Esta é mais uma prova de que o País necessita urgentemente de uma reforma política feita ao largo dos gabinetes do poder que, nos últimos tempos, só têm servido de cenário para negociatas, conchavos e acordos espúrios. Não se pode esperar nada da classe política que aí está, que não se mostra ciosa dos seus deveres para com aqueles que se sentem traídos, pleito após pleito, por quem elege. Assim como Michel Temer (PMDB) não tem condição moral de ocupar o mais alto posto da República depois de ser gravado numa conversa nada republicana com Joesley Batista, Aécio Neves não reúne a mínima condição de voltar ao Senado e atuar em nome dos mineiros que lhe deram o mandato. Assim como Renan Calheiros (PMDB-AL), Fernando Collor (PTC-AL), Gleisi Hoffmann (PT-PR) e os outros quinze senadores cujos processos estão parados no STF por causa do foro privilegiado.
 
Os discursos após a decisão de restituir a cadeira ao senador mineiro deixam bem claro que o povo não conta.
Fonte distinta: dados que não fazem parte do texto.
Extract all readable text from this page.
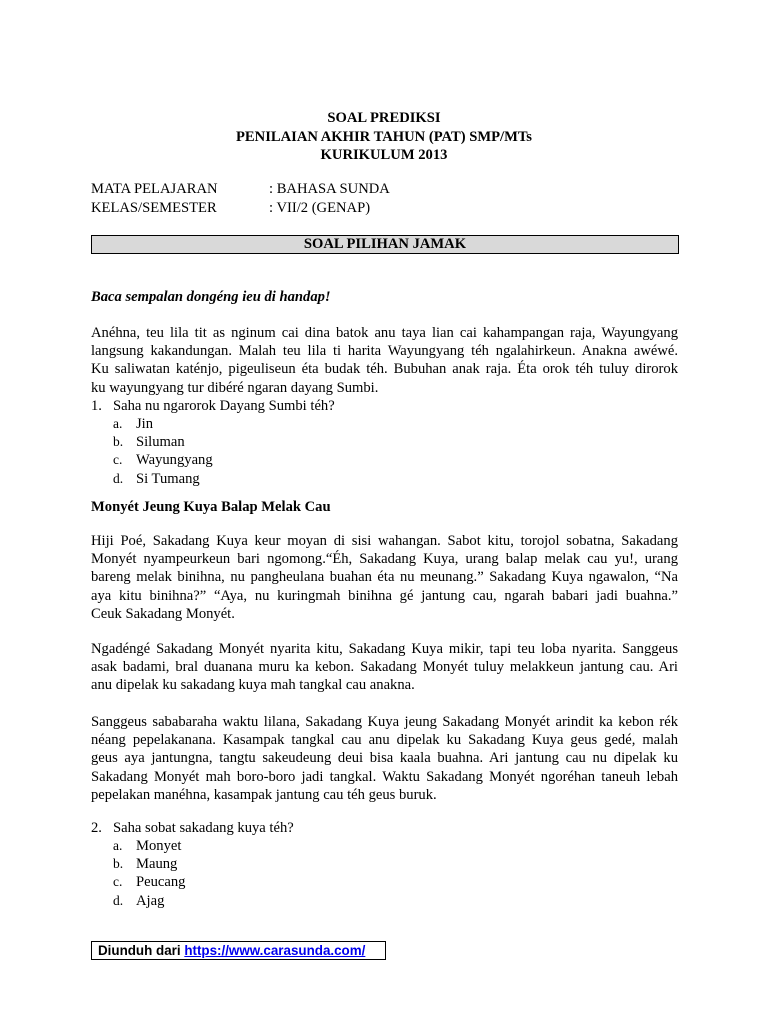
SOAL PREDIKSI
PENILAIAN AKHIR TAHUN (PAT) SMP/MTs
KURIKULUM 2013
MATA PELAJARAN	: BAHASA SUNDA
KELAS/SEMESTER	: VII/2 (GENAP)
SOAL PILIHAN JAMAK
Baca sempalan dongéng ieu di handap!
Anéhna, teu lila tit as nginum cai dina batok anu taya lian cai kahampangan raja, Wayungyang
langsung kakandungan. Malah teu lila ti harita Wayungyang téh ngalahirkeun. Anakna awéwé.
Ku saliwatan katénjo, pigeuliseun éta budak téh. Bubuhan anak raja. Éta orok téh tuluy dirorok
ku wayungyang tur dibéré ngaran dayang Sumbi.
1. Saha nu ngarorok Dayang Sumbi téh?
a. Jin
b. Siluman
c. Wayungyang
d. Si Tumang
Monyét Jeung Kuya Balap Melak Cau
Hiji Poé, Sakadang Kuya keur moyan di sisi wahangan. Sabot kitu, torojol sobatna, Sakadang
Monyét nyampeurkeun bari ngomong.“Éh, Sakadang Kuya, urang balap melak cau yu!, urang
bareng melak binihna, nu pangheulana buahan éta nu meunang.” Sakadang Kuya ngawalon, “Na
aya kitu binihna?” “Aya, nu kuringmah binihna gé jantung cau, ngarah babari jadi buahna.”
Ceuk Sakadang Monyét.
Ngadéngé Sakadang Monyét nyarita kitu, Sakadang Kuya mikir, tapi teu loba nyarita. Sanggeus
asak badami, bral duanana muru ka kebon. Sakadang Monyét tuluy melakkeun jantung cau. Ari
anu dipelak ku sakadang kuya mah tangkal cau anakna.
Sanggeus sababaraha waktu lilana, Sakadang Kuya jeung Sakadang Monyét arindit ka kebon rék
néang pepelakanana. Kasampak tangkal cau anu dipelak ku Sakadang Kuya geus gedé, malah
geus aya jantungna, tangtu sakeudeung deui bisa kaala buahna. Ari jantung cau nu dipelak ku
Sakadang Monyét mah boro-boro jadi tangkal. Waktu Sakadang Monyét ngoréhan taneuh lebah
pepelakan manéhna, kasampak jantung cau téh geus buruk.
2. Saha sobat sakadang kuya téh?
a. Monyet
b. Maung
c. Peucang
d. Ajag
Diunduh dari https://www.carasunda.com/
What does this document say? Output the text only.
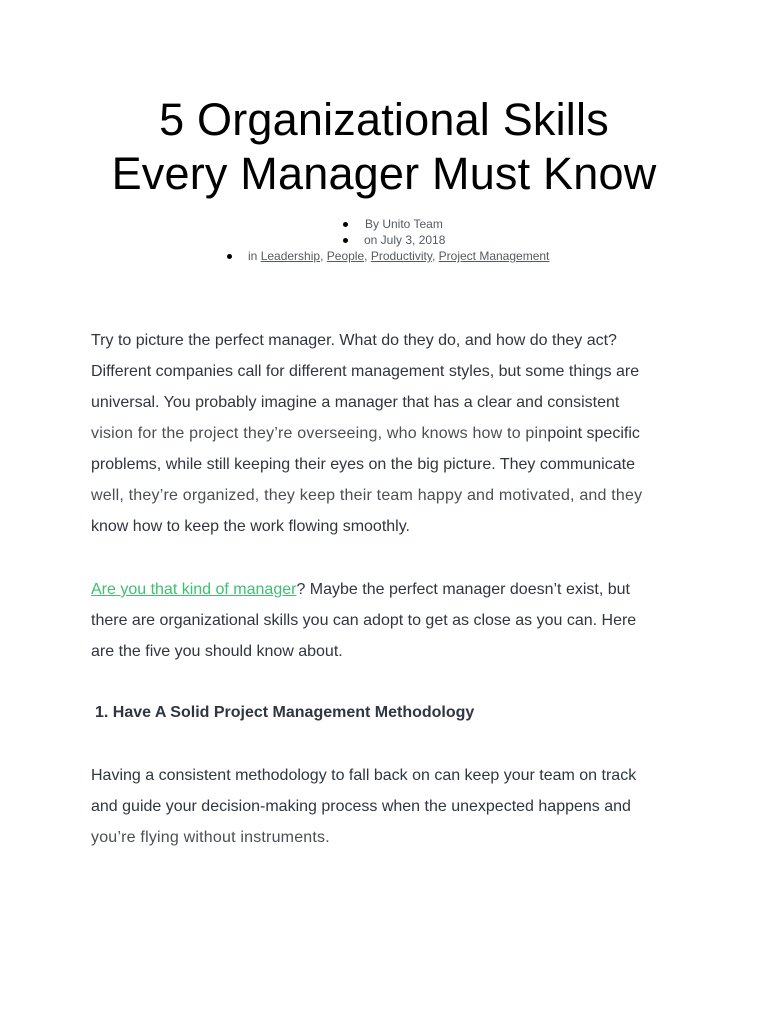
5 Organizational Skills
Every Manager Must Know
By Unito Team
on July 3, 2018
in Leadership, People, Productivity, Project Management

Try to picture the perfect manager. What do they do, and how do they act?
Different companies call for different management styles, but some things are
universal. You probably imagine a manager that has a clear and consistent
vision for the project they’re overseeing, who knows how to pinpoint specific
problems, while still keeping their eyes on the big picture. They communicate
well, they’re organized, they keep their team happy and motivated, and they
know how to keep the work flowing smoothly.

Are you that kind of manager? Maybe the perfect manager doesn’t exist, but
there are organizational skills you can adopt to get as close as you can. Here
are the five you should know about.

1. Have A Solid Project Management Methodology

Having a consistent methodology to fall back on can keep your team on track
and guide your decision-making process when the unexpected happens and
you’re flying without instruments.
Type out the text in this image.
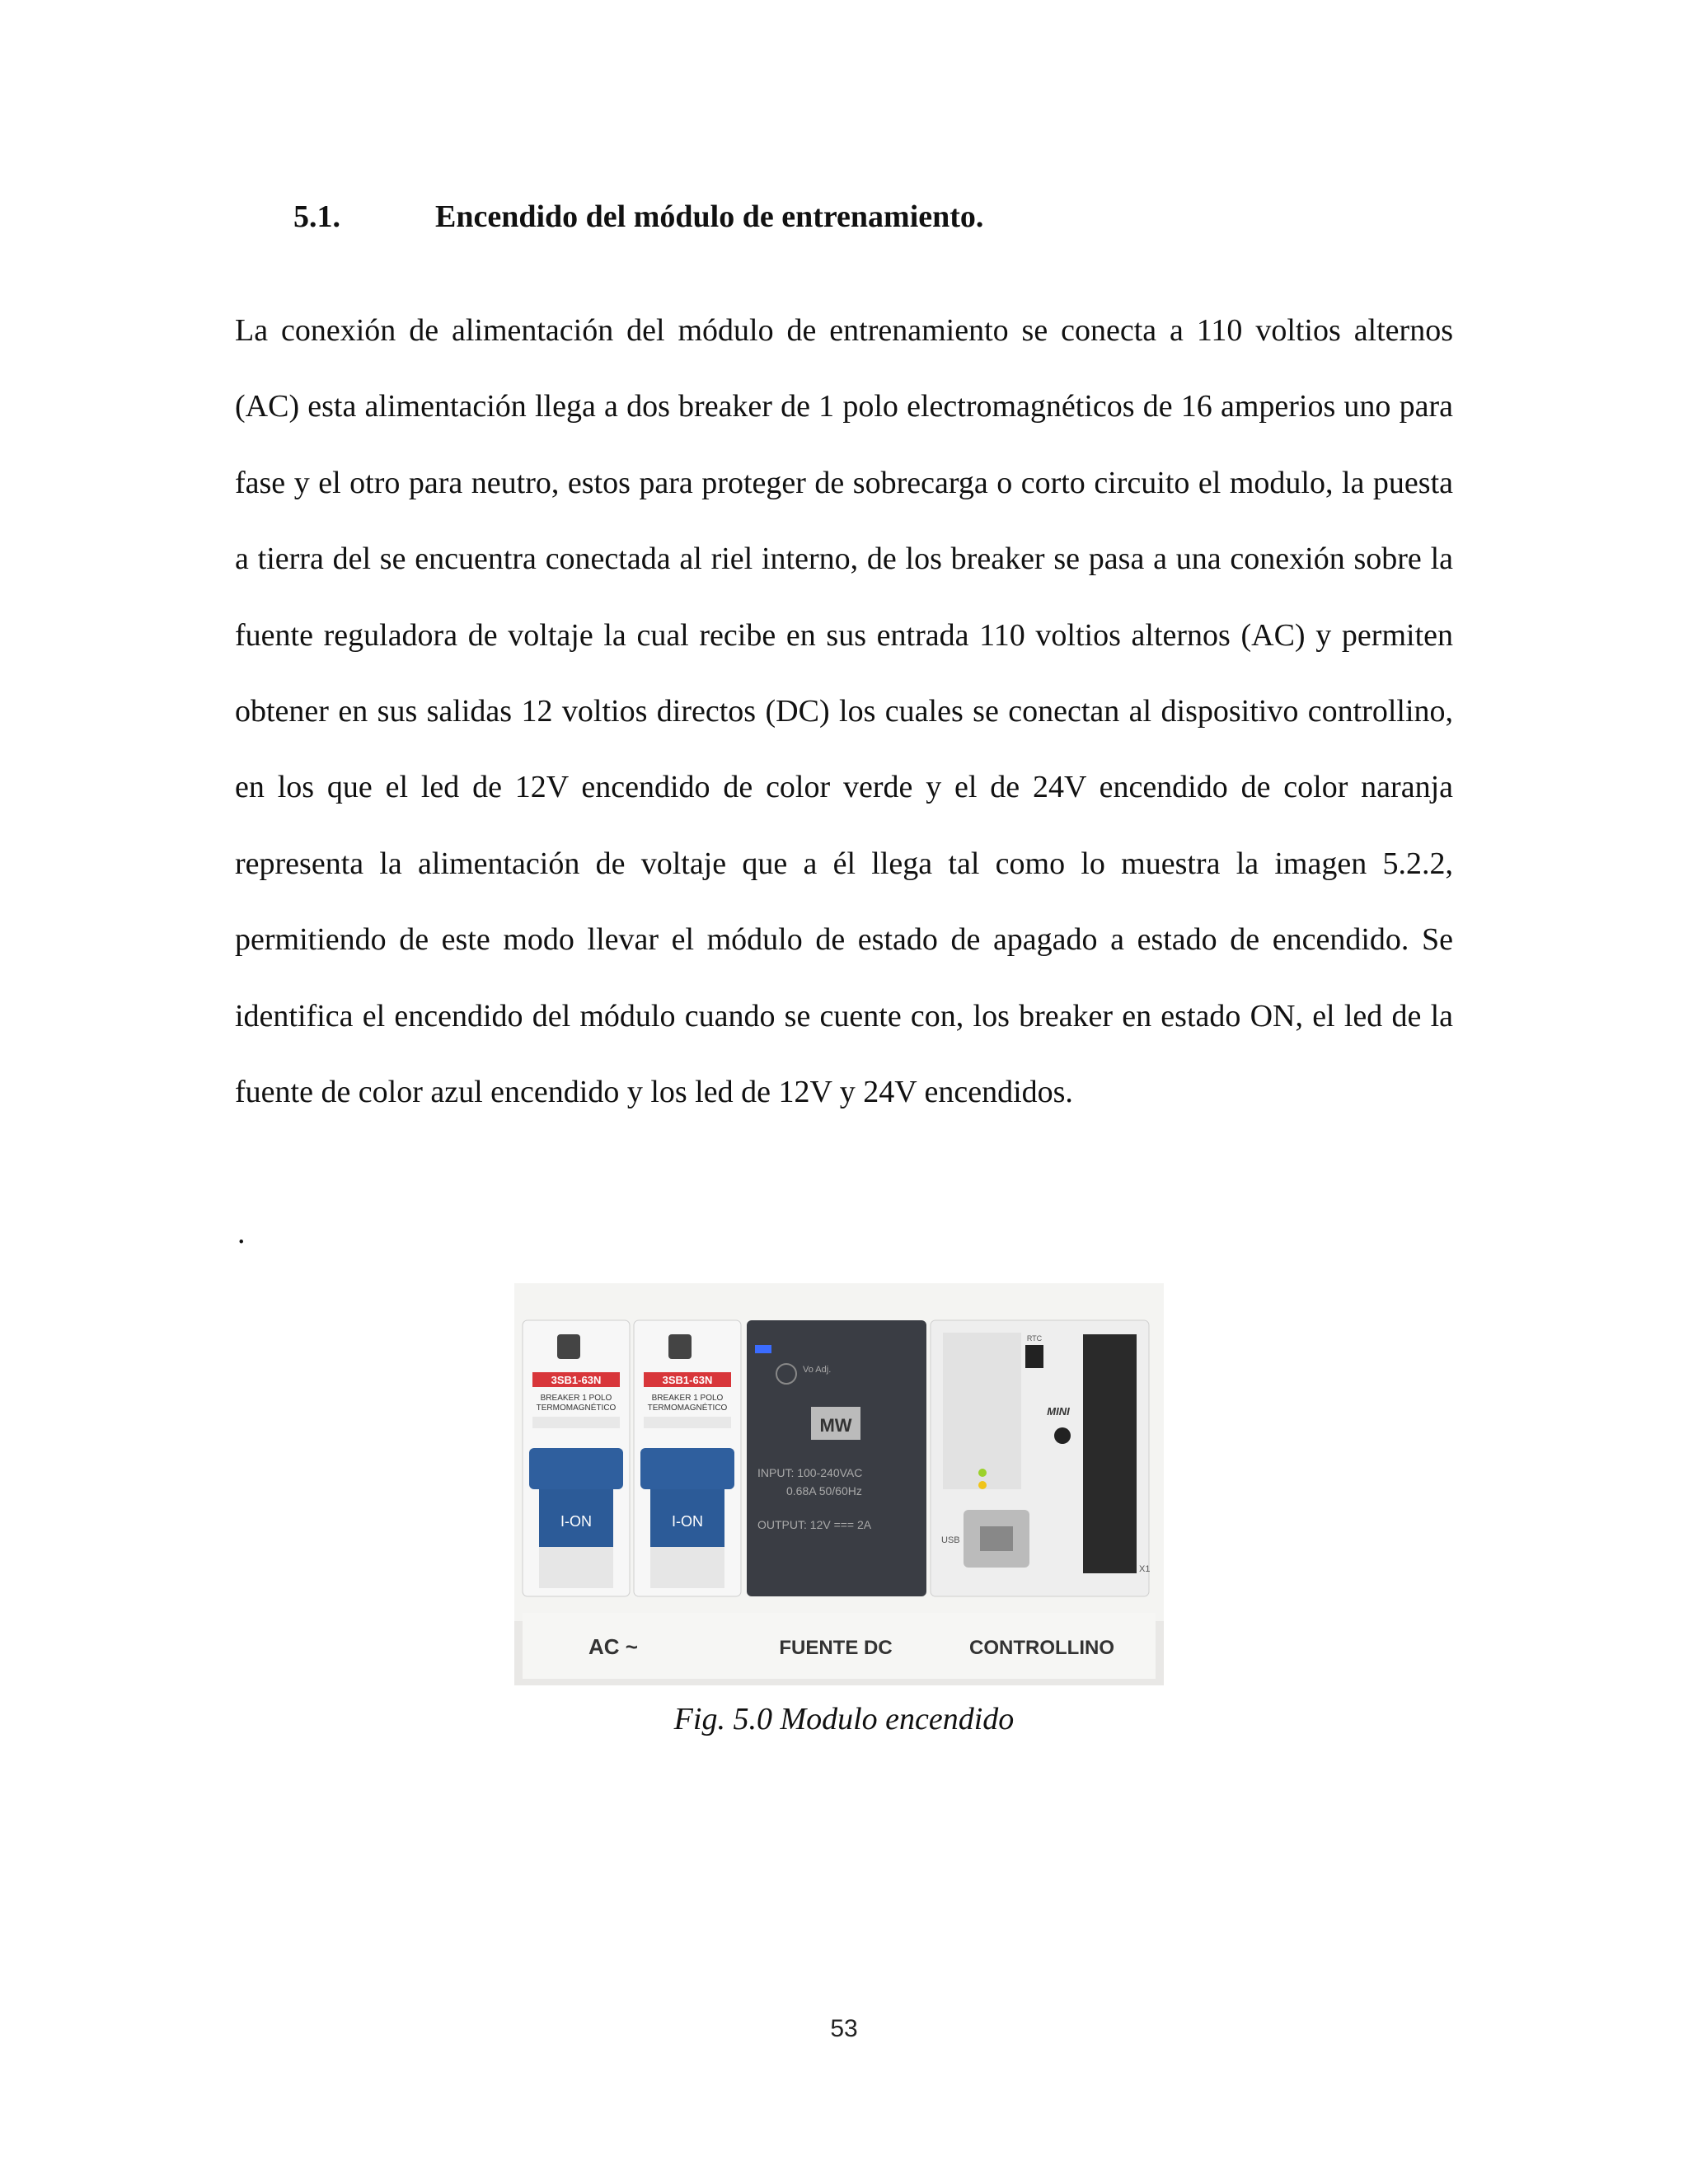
5.1.	Encendido del módulo de entrenamiento.

La conexión de alimentación del módulo de entrenamiento se conecta a 110 voltios alternos (AC) esta alimentación llega a dos breaker de 1 polo electromagnéticos de 16 amperios uno para fase y el otro para neutro, estos para proteger de sobrecarga o corto circuito el modulo, la puesta a tierra del se encuentra conectada al riel interno, de los breaker se pasa a una conexión sobre la fuente reguladora de voltaje la cual recibe en sus entrada 110 voltios alternos (AC) y permiten obtener en sus salidas 12 voltios directos (DC) los cuales se conectan al dispositivo controllino, en los que el led de 12V encendido de color verde y el de 24V encendido de color naranja representa la alimentación de voltaje que a él llega tal como lo muestra la imagen 5.2.2, permitiendo de este modo llevar el módulo de estado de apagado a estado de encendido. Se identifica el encendido del módulo cuando se cuente con, los breaker en estado ON, el led de la fuente de color azul encendido y los led de 12V y 24V encendidos.

.
3SB1-63N
BREAKER 1 POLO
TERMOMAGNÉTICO
I-ON
3SB1-63N
BREAKER 1 POLO
TERMOMAGNÉTICO
I-ON
Vo Adj.
MW
INPUT: 100-240VAC
0.68A 50/60Hz
OUTPUT: 12V === 2A
RTC
MINI
USB
X1
AC ~	FUENTE DC	CONTROLLINO
Fig. 5.0 Modulo encendido
53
Nem as provas robustas contra Aécio. Interessa, sim, defender-se das consequências futuras de suas ações espúrias e ilegais. Na Câmara dos Deputados, o advogado do presidente Michel Temer usou a possibilidade de que mais de uma centena de parlamentares (também denunciados e que poderão ser processados por corrupção) serem presos por determinação da Justiça para defender seu cliente. Hoje, não interessa aos detentores do poder os destinos do País, a retomada do crescimento e o corte de gastos dos Três Poderes. Além de avançar cada vez mais no bolso do contribuinte para cobrir os rombos e garantir os seus benefícios, a eles importa apenas salvar as próprias peles. É vergonhoso!